Obey the signs: Always stay within barriers and obey restricted area signs. Last September, three people visiting the Solfatara volcano crater in Pozzuoli, a popular tourist attraction near Naples, died when an 11-year-old boy wandered past a barrier and fell into a pit; his parents tried to rescue him. If you aren’t sure you have firm lava to stand on, tread very carefully and be aware of the weight you bear on each leg. “Try to walk near the edges of flow channels rather than over the middle,” Lopes says. “Listen for crunchy noises underfoot and look for signs of broken crusts.”
Avoid the ‘bombs’: Explosive bursts within the volcano’s main vent can shoot magma “bombs” into the air, accompanied by loud, thunderous bangs and a fire dance of falling cinders. It’s a joy to watch, but keep in mind that, given the volatility of volcanic activity, there is no established standard for the safe distance from an eruption. Watch the direction and range of flying bombs. If dodging becomes impracticable, Lopes recommends finding a mound or large boulder for shelter and covering your head with a backpack when a helmet or hard-hat is unavailable. Running is advisable only when bombs appear to be pellet-sized and you can outrun their range, she says.
Take care at lava flows: While most visitors to Kilauea head to the Jaggar Museum’s overlook to view the eruption, others choose to walk over the uneven terrain formed by years of recent flows to watch the red-hot lava running into the sea. “Always check with park rangers before hiking out to lava flows,” says Jessica Ferracane, public affairs specialist at Hawaii Volcanoes National Park. “Check the park website and watch for daily updates on the USGS Hawaiian Volcano Observatory website for the latest conditions.” A good safety resource is the park’s Lava Safe video at YouTube.com.
Consider other dangers: Among Lopes’s most frightening experiences exploring an active volcano were a pack of unfriendly dogs and a gun-toting farmer. “There are times when the place itself is more dangerous than the volcano,” she said. Erfurt-Cooper concurs: “Safe access can be a problem in remote regions such as Kamchatka in the Russian Far East, the Aleutians or Mount Erebus. On occasion, volcanoes may become unsafe due to political unrest.” The trek up 11,378-foot Nyiragongo remains popular, despite the ongoing violence in Congo.
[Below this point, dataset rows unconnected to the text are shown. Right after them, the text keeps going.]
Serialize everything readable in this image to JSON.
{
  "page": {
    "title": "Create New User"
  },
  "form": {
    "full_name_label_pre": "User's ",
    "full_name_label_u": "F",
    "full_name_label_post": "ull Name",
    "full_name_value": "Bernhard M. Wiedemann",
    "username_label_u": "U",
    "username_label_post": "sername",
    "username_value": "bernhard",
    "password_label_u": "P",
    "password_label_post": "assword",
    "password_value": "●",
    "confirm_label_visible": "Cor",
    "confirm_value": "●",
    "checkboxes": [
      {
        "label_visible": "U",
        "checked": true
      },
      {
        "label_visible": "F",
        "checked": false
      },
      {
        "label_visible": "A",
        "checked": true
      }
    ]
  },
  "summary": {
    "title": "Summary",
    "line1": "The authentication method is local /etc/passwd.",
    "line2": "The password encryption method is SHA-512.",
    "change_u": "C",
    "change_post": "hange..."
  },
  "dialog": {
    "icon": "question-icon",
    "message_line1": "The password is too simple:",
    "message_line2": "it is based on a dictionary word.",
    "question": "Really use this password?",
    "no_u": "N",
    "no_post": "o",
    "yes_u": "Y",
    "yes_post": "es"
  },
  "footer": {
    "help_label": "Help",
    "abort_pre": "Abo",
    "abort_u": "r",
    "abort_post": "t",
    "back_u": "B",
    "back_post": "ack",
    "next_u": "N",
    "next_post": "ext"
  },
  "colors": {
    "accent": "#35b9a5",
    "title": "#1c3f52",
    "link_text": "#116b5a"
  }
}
And tours to Erta Ale, the volcano I visited, have grown since a 2012 incident in which five European tourists were killed by rebels. (The death of a German tourist in 2017 was deemed a tragic accident.) To help evaluate whether your destination is safe, check out the State Department’s travel advisory system.
As you ponder where to see Earth in its perpetual process of reinvention — with 1,500 potentially active volcanoes worldwide, there are plenty of choices — here are some sites recommended by the experts I spoke with.
Silfra fissure, Thingvellir National Park, Iceland: “You won’t necessarily see lava in Iceland,” Lopes says. “But you will enjoy wonderful volcanic landscapes, geysers and geothermal areas.” Silfra is a crack between the North American and Eurasian tectonic plates filled with some of the clearest water on Earth. “You can actually see the surface expression of these two plates spreading apart,” she says.
Dallol, Ethiopia: This site, a half-day drive from Erta Ale, is “the most beautiful place I have ever seen in my life,” Lopes says. It’s Earth’s lowest land volcano, at 158 feet below the sea, and its sulfurous geysers glow in mineral colors.
Sierra Negra, Isabela Island, Galapagos Islands: The Galapagos archipelago delivers remote volcanic habitats, an array of invigorating activities and the blue-footed booby. Erfurt Cooper suggests visiting sea-horse shaped Isabela Island, for a challenging seven-mile hike on Sierra Negra Volcano, where you can peer into the depths of one of the world’s greatest volcanic calderas.